Signatures of five hundred and forty (540) believers."
"To: the Presidium of the Supreme Soviet of the LSSR
"We are sending the text of a petition to the Presidium of the Supreme Soviet of the LSSR, which was signed by 540 believers. The original pages of the petition bearing the signatures are not being submitted for the following reasons:
"Sent by the Procurator of the LSSR, Interrogator J. Vilutis, who handles especially important cases, terrorized Catholics in Kaunas, Panevėžys, and elsewhere for several months solely because they had solicited or were only suspected of having solicited signatures for the petitions addressed to the Soviet government concerning discrimination against believers. The signers of the above-mentioned petitions were also harassed. The government of the LSSR thus demonstrated, not its desire to consider the rights of believers, but only its aim of imposing an alien ideology upon Catholics.
"At the beginning of August of this year, the Soviet government forbade the bishops of Lithuania to administer the sacrament of confirmation 'until after the harvest.' This administrative interference by a secular government in the administering of sacraments clearly demonstrates with what kind of "harvesting" the Soviet government is concerned—with the forcible weaning of the people from religion.

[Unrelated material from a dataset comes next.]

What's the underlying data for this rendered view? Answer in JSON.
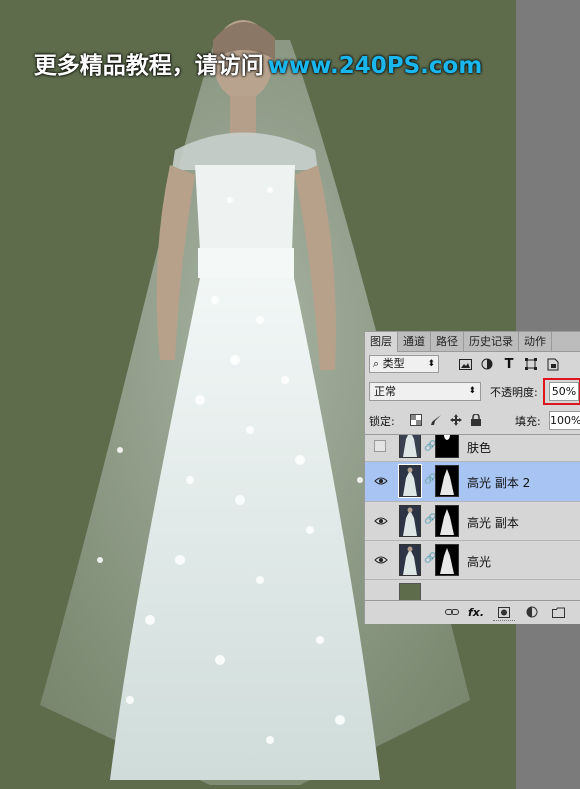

"Because of the aforementioned reasons, we shall send the texts of the petitions which bear 540 signatures to the Presidium of the Supreme Soviet of the LSSR only when we are completely convinced of the good will of the Soviet government. At the present we are convinced only of its desire to quietly and quickly, even through inhuman means, to destroy the Catholic Church in Lithuania.
"We would also like to inform the Presidium that four copies of the petition addressed to the Ministry of Public Education of the LSSR bearing 320 signatures and four copies of the petitions bearing 302 signatures addressed to K. Tumėnas, the commissioner of the Council for Religious Affairs, were received late. These signed copies will be added to the previously gathered copies of the petition about which the Presidium of the Supreme Soviet was informed in the declaration dated May 14, 1973.

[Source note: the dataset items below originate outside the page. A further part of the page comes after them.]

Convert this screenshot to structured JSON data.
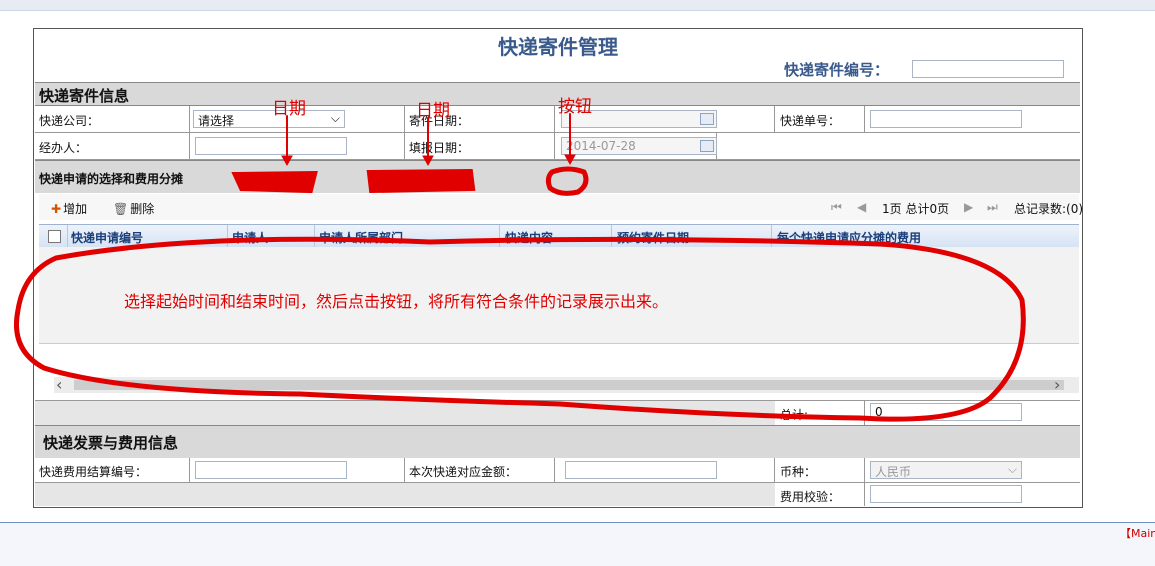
{
  "header": {
    "title": "快递寄件管理",
    "number_label": "快递寄件编号："
  },
  "section_info": {
    "title": "快递寄件信息"
  },
  "fields": {
    "company_label": "快递公司：",
    "company_value": "请选择",
    "send_date_label": "寄件日期：",
    "tracking_label": "快递单号：",
    "handler_label": "经办人：",
    "report_date_label": "填报日期：",
    "report_date_value": "2014-07-28"
  },
  "section_select": {
    "title": "快递申请的选择和费用分摊"
  },
  "toolbar": {
    "add_label": "增加",
    "delete_label": "删除",
    "page_info": "1页 总计0页",
    "total_records": "总记录数:(0)"
  },
  "grid": {
    "columns": [
      "快递申请编号",
      "申请人",
      "申请人所属部门",
      "快递内容",
      "预约寄件日期",
      "每个快递申请应分摊的费用"
    ]
  },
  "total": {
    "label": "总计:",
    "value": "0"
  },
  "section_invoice": {
    "title": "快递发票与费用信息"
  },
  "invoice": {
    "settle_label": "快递费用结算编号：",
    "amount_label": "本次快递对应金额：",
    "currency_label": "币种：",
    "currency_value": "人民币",
    "verify_label": "费用校验："
  },
  "annotations": {
    "date1": "日期",
    "date2": "日期",
    "button": "按钮",
    "description": "选择起始时间和结束时间，然后点击按钮，将所有符合条件的记录展示出来。"
  },
  "footer": {
    "main_link": "【Main"
  },
  "colors": {
    "title": "#3a5a8c",
    "annotation": "#e00000",
    "grid_header_text": "#1a3f7a"
  }
}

"Thus, a total of 14,604 believers have signed the petition addressed to the Ministry of Public Education of the LSSR concerning the discrimination of believing students, and 16,800 believers have signed the petition addressed to Council for Religious Affairs Commissioner K. Tumėnas concerning the lack of Catholic publications. August 31, 1973
Representatives of the Catholics in Lithuania"

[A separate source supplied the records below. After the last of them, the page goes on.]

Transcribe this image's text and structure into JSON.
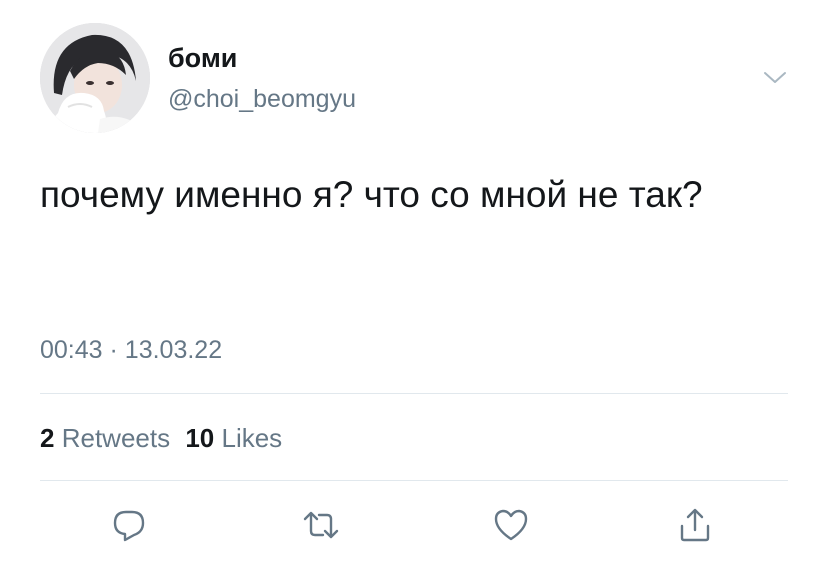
{
  "author": {
    "display_name": "боми",
    "handle": "@choi_beomgyu",
    "avatar_icon": "profile-photo"
  },
  "tweet": {
    "text": "почему именно я? что со мной не так?",
    "time": "00:43",
    "separator": "·",
    "date": "13.03.22"
  },
  "stats": {
    "retweets_count": "2",
    "retweets_label": "Retweets",
    "likes_count": "10",
    "likes_label": "Likes"
  },
  "actions": [
    {
      "name": "reply",
      "icon": "comment-icon"
    },
    {
      "name": "retweet",
      "icon": "retweet-icon"
    },
    {
      "name": "like",
      "icon": "heart-icon"
    },
    {
      "name": "share",
      "icon": "share-icon"
    }
  ],
  "colors": {
    "primary_text": "#14171a",
    "secondary_text": "#657786",
    "divider": "#e1e8ed",
    "icon": "#657786"
  }
}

THE ARCHDIOCESE OF VILNIUS
In early August, 1973, Murnikovas, deputy commissioner of the Council for Religious Affairs, informed the bishops and ecclesiastical administrators of Lithuania that because of the "harvesting" in the month of August it would not be possible to administer the sacrament of confirmation on Sundays or on the Feast of the Assumption (August 15).
Not knowing about this prohibition, believers gathered in great number in Šilalė and Alunta on August 15, and great was their discontent, since the bishop had not been allowed to come because of the so-called harvest.
Bishop R. Krikščiūnas informed the priests of Panevėžys Diocese that because of the harvest even the devotional ceremonies had to be postponed. The priests, how-ver, held the devotions as formerly, and the authorities did not dare to interfere.
On August 15, priests in pulpits informed their parishioners about the postponement of the sacrament of confirmation to some later date. The more courageous priests frankly indicated the true reasons for this prohibition and delay.
Murnikovas and other government officials had been mainly concerned with preventing thousands of children from receiving confirmation at the time most convenient to them.
This prohibition of administering the sacrament of confirmation is gross interference by the government in the affairs of a religious cult.